John Meagher quoted Billy as saying, “She had huge reservations about it. There were a lot of threats made…letters, there was talk of a bomb maybe. My mam was scared of it.
“And when the movie came out, somebody wrote a letter to my dad to say that the whole thing would be dragged up again. Even all those years on, there was still tension over what had happened.”
The movie he referred to was Jim Sheridan’s 1990 adaptation of John B.’s play The Field, which starred Richard Harris, Sean Bean, Brenda Fricker, John Hurt and Tom Berenger.
The film differed radically from the play, and John B. was said to have been “ambivalent about the extensive rewrites by Jim Sheridan”.
Many an author, famous or anonymous, the film rights of whose work was purchased by film makers, has been dissatisfied with the changes film makers have made.
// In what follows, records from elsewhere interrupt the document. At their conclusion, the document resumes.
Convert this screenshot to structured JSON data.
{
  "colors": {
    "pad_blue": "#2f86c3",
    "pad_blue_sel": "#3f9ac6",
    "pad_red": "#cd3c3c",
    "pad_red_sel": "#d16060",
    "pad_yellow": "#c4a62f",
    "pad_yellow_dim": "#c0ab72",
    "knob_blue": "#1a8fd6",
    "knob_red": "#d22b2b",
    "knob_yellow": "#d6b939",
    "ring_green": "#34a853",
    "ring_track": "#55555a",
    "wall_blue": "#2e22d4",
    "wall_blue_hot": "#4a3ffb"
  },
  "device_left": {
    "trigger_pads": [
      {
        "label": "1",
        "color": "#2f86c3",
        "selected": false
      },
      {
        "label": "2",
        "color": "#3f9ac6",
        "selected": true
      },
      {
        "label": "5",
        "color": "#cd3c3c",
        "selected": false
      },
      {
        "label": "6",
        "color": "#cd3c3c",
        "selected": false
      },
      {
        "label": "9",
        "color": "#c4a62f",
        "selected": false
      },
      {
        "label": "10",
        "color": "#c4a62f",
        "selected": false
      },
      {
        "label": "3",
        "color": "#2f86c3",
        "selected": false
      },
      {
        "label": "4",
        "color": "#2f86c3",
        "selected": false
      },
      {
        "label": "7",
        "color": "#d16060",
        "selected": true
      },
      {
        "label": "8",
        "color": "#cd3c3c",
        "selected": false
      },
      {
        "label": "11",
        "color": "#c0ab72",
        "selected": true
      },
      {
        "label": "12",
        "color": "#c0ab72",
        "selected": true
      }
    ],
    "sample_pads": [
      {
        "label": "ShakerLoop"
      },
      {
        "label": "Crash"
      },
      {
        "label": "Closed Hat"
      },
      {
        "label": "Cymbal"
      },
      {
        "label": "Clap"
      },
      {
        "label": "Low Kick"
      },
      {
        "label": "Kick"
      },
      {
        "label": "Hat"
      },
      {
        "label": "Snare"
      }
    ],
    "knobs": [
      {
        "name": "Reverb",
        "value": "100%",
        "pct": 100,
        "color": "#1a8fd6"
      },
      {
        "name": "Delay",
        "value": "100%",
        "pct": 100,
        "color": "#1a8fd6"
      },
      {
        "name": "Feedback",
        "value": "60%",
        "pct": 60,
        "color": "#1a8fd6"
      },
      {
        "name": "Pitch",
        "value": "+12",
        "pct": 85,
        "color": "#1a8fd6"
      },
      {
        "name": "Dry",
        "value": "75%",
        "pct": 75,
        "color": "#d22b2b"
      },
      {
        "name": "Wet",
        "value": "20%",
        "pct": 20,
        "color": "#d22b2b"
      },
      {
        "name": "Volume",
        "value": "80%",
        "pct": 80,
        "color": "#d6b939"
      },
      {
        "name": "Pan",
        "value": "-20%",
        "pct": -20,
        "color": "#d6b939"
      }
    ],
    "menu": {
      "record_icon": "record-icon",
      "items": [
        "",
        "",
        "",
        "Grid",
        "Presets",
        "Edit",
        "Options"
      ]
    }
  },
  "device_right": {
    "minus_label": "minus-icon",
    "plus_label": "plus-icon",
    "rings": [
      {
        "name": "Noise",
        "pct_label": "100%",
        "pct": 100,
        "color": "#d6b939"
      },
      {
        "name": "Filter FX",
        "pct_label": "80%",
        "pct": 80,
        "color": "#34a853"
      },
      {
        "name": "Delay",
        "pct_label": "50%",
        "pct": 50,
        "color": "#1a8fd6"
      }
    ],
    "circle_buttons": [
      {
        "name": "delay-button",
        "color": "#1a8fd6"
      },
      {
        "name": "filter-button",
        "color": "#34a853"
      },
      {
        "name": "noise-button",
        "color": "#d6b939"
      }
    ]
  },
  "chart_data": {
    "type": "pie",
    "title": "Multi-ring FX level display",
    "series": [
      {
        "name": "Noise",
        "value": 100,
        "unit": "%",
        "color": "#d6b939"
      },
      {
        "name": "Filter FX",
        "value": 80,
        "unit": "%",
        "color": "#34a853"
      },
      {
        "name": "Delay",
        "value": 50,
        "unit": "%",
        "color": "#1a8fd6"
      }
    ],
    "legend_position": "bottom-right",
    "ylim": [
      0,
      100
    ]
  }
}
Hemingway and Steinbeck are two who immediately spring to mind.
The “what had happened” spoken of by Billy Keane was a Kerry murder that was believed to have been what inspired John B. Keane to write the play in the first place.
“The Field” is about land hunger and hypocrisy, the Irish obsession with land, about resentment and fear and guilt and regret and religion, a play of compelling power and dark humour. It was offered to, and turned down by the Abbey Theatre’s managing director (1941-1967) Ernest Blythe.